In the months since however, the company’s fortunes certainly took a turn, with CLH’s latest first half results demonstrating a loss of $63.7 million - basically double the loss that it incurred in the entire prior financial year.
This led CLH to throw one last Hail Mary - that being its second recapitalisation transaction.
Under this deal, CLH hoped to become “substantially debt-free”, providing it with “a pathway to return the business to profitability, in line with the business turnaround initiatives”.
The transaction involved the sale of its New Zealand purchased debt ledgers to Credit Corp for $12 million, and CLH agreed to let Credit Corp buy its outstanding senior debt (approximately $52 million) from existing lenders.
“Although the recapitalisation results in an immediate improvement to CLH’s balance sheet, the company continues to focus on revenue and productivity improvements in order to return the business to sustainable profit as a matter of priority,” CLH said.
“Our expectation of underlying recovery in the debt collection sector will assist in this recovery. However, the company is also implementing a range of strategies to reduce its overhead cost structure across premises, technology and corporate costs.
“The board and management are confident that the repositioning of the company to a capital light, customer focused operating model provides a platform to better service our customers, clients and communities.”
Recently, the company announced the completion of the sale to Credit Corp Group, noting it was released from all obligations associated with $52.2 million of senior debt.

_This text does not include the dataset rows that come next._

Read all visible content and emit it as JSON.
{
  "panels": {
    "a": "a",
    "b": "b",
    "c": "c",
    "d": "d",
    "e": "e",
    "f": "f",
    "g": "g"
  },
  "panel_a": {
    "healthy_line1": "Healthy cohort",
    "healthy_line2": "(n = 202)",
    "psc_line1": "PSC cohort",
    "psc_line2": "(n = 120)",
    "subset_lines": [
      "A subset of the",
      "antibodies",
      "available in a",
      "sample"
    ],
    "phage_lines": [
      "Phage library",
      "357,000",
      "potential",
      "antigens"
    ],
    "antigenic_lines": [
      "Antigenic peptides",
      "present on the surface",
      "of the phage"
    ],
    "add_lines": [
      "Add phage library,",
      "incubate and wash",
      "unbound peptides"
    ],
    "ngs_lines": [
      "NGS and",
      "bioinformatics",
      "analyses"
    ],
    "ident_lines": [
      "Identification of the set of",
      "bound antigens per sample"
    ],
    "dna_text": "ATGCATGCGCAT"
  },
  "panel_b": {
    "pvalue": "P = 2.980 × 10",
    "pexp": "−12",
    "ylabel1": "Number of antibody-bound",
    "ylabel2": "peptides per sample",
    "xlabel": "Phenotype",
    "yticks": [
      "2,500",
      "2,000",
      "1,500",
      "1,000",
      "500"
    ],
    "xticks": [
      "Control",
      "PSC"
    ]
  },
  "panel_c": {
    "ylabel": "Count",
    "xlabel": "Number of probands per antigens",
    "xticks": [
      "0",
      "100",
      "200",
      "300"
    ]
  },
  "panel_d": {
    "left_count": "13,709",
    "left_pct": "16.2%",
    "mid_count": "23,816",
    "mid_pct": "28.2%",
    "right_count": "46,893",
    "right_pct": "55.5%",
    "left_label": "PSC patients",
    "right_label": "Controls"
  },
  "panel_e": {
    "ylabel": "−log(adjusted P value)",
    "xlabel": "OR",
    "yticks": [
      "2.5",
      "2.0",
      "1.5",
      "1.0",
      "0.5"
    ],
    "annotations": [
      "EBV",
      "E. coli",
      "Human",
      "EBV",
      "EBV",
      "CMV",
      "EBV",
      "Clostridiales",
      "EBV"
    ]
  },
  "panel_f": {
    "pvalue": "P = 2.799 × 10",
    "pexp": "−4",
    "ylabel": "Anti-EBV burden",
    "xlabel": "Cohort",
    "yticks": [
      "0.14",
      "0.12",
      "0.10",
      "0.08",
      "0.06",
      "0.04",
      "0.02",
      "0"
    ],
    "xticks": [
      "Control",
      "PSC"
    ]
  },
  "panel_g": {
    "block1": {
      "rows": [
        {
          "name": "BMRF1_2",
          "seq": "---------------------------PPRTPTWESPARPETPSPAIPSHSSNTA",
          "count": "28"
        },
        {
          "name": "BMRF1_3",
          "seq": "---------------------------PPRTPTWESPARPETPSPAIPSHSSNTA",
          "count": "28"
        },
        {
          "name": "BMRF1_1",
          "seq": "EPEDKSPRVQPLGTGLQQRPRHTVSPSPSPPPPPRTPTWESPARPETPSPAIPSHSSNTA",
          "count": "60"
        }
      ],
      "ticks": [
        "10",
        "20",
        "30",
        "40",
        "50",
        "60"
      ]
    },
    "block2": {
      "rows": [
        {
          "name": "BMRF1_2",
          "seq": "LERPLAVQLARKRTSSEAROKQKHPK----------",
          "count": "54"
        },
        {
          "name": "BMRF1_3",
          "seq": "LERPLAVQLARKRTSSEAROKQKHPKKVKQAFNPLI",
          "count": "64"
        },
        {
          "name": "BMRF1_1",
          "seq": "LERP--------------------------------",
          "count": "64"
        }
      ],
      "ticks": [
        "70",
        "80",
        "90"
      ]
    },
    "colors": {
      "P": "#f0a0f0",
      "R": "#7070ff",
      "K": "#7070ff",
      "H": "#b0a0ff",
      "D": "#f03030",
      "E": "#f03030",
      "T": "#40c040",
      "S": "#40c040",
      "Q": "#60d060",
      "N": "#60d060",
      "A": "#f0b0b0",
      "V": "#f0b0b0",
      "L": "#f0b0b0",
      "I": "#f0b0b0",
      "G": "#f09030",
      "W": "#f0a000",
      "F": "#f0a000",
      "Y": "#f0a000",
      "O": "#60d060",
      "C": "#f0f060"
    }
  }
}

At the time, the company said it had a remaining $6 million senior debt facility secured on a limited-recourse basis against the company’s investment in Volt Bank, an Australian neobank which collapsed yesterday.
“$1.0 million of this Volt Facility was repaid during March 2022 with the outstanding balance now $5.0 million,” CLH said.
“CLH continues to actively explore opportunities to realise this investment and expects to repay this remaining facility in the near future.”
While today’s announcement did not make mention of the impact of the Volt collapse, the bank’s closure can hardly have helped CLH which was already in a serious predicament of its own.
Business News Australia reached out to Collection House for clarification on the impact of the Volt collapse but did not receive a response at the time of publication.